Comment sortir de la grisaille et de la sombritude de Bouysse et voguer vers des horizons dégagés et insouciants ? Se fier à la luminosité d'une couverture aguichante où le bleu et le jaune emplissent l'espace. Mais ne serait-elle pas trop kitsch et tape à l'oeil ? Ce livre a la « cote » au vu des notes obtenues. L'histoire se passe sur la « côte », avec le ci
el, le soleil et la mer. Et puis il y a la falaise, c'est balaise, ça en impose comme point de vue. Oui, mais falaise rime aussi avec malaise. Mais que fait donc cet hôtel en contrebas ? On peut déjà prédire la chute, c'est inéluctable, c'est le destin. Mais non,
le festin, avec un f comme falaise.
Je vais donc me régaler, faire ripaille avec les ouailles, ou bien faire bombance sans manigance, à chacun ses convenances. Un grand rassemblement, avec des mets succulents, se retrouver tous ensemble, juste avant que la terre tremble. Car bien sûr, il y a une faille, il est grand temps qu'on se taille.

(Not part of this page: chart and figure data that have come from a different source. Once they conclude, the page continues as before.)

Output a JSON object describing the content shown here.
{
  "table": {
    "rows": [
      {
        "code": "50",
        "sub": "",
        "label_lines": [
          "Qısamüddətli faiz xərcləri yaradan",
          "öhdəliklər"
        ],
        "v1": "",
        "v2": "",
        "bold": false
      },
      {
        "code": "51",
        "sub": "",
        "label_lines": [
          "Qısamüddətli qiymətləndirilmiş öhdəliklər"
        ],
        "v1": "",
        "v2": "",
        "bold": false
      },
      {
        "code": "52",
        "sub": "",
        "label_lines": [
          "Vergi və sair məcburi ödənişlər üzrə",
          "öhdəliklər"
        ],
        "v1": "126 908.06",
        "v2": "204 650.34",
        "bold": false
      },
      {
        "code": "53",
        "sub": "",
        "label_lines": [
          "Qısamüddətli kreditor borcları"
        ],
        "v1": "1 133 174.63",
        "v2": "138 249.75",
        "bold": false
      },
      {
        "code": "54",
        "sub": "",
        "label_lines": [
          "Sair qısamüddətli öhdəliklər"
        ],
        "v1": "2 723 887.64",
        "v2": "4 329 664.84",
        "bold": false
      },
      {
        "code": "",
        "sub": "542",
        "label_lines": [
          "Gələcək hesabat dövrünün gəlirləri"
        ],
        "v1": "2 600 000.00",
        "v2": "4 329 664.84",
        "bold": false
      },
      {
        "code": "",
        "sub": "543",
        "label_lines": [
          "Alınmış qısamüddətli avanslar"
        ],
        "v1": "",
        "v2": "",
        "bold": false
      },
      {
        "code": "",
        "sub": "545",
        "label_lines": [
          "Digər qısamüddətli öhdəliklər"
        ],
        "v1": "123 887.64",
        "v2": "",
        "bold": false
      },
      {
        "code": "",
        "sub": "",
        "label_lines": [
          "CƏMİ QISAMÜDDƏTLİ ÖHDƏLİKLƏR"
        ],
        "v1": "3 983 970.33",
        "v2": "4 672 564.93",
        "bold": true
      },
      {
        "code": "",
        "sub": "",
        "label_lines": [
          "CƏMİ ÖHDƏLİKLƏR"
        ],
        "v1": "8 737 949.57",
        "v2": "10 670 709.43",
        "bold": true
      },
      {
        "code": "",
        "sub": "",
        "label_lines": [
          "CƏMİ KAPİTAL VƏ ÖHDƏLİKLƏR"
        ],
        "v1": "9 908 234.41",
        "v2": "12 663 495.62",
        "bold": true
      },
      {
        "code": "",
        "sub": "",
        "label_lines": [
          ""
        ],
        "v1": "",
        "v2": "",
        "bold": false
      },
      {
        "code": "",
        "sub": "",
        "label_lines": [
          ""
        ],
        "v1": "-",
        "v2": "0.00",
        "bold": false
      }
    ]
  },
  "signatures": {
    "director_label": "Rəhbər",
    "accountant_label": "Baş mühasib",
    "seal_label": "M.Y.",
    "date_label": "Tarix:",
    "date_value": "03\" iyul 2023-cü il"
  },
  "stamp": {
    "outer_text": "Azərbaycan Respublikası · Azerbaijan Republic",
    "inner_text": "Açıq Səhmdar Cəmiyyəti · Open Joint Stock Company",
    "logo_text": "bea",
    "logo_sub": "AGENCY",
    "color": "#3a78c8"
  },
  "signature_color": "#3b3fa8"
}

Aïe ! Si je continue ainsi, ça va faire des vagues, aller à contre courant, ce n'est pas dans l'air du temps. Et puis je sens la digression, «
les vagues »,
Virginia Woolf, une autre histoire de bord de mer, avec des descriptions de paysages, peu de personnages qui se la racontent à tour de rôle , une atmosphère étrange et unique, mais faut pas faire d'histoires, d'ailleurs , y en a pas chez Virginia d'histoire. Alors que là, chez Margaret, l'hôtel se remplit, les personnages sont nombreux. Trop ? Je me suis perdu dans les prénoms, je vous le disais, quitter un Bouysse avec deux protagonistes pour s'échouer dans un hôtel isolé à l'abri (!?) d'une falaise, ça change la donne. Surtout que la crique va faire crac, avec tous ses occupants, qui s'étaient tous dévoilés, avant de se dévoyer.
Paru pour la première fois en 1950 sous le titre
La Fête, ce roman est un prodige de technicité. Comment faire cohabiter sept personnages survivants à la catastrophe, pendant sept jours tout en révélant leurs travers en décrivant les sept péchés capitaux ? C'est toute l'ambition de cette folle aventure, à grands renforts de dialogues percutants et enlevés. Une sorte de huis clos mais qui se passe en liaison directe avec l'environnement, et la falaise qui va jouer un rôle crucial.
Alors, intérieur ou extérieur ? C'est là que je vois la faille. L'intensité des sentiments mis à jour n'a pas son répondant dans le décor. J'aurais aimé plus de lien avec la mer et la falaise, qui aurait supposé des descriptions à couper le souffle et à faire rebondir le scenario. En dehors de la chute, trop peu d'éléments naturels se greffent à l'imbroglio créé par le regroupement de ces gens en un lieu unique.
Ce festin a un goût d'inachevé, je reste sur ma faim, même si les mets proposés avaient dès l'entrée une odeur attirante. Les éditions de la table ronde ont mis le paquet pour remettre au goût du jour cette autrice anglaise.
Mais la couverture faisant la part belle à la nature n'était finalement, à mes yeux, qu'une illusion. J'aimerais que d'autres autrices anglaises, en premier lieu
Elisabeth Goudge et
Mary Webb, grandes conteuses de la nature ambiante, puissent avoir la même résurrection.
Cela n'engage évidemment que l'auteur de cette critique, qui ne renie aucunement le talent de Margaret Kennedy pour cuisiner ses personnages.
Je n'ai juste pas festoyé autant que ne me laissait supposer la nourriture proposée.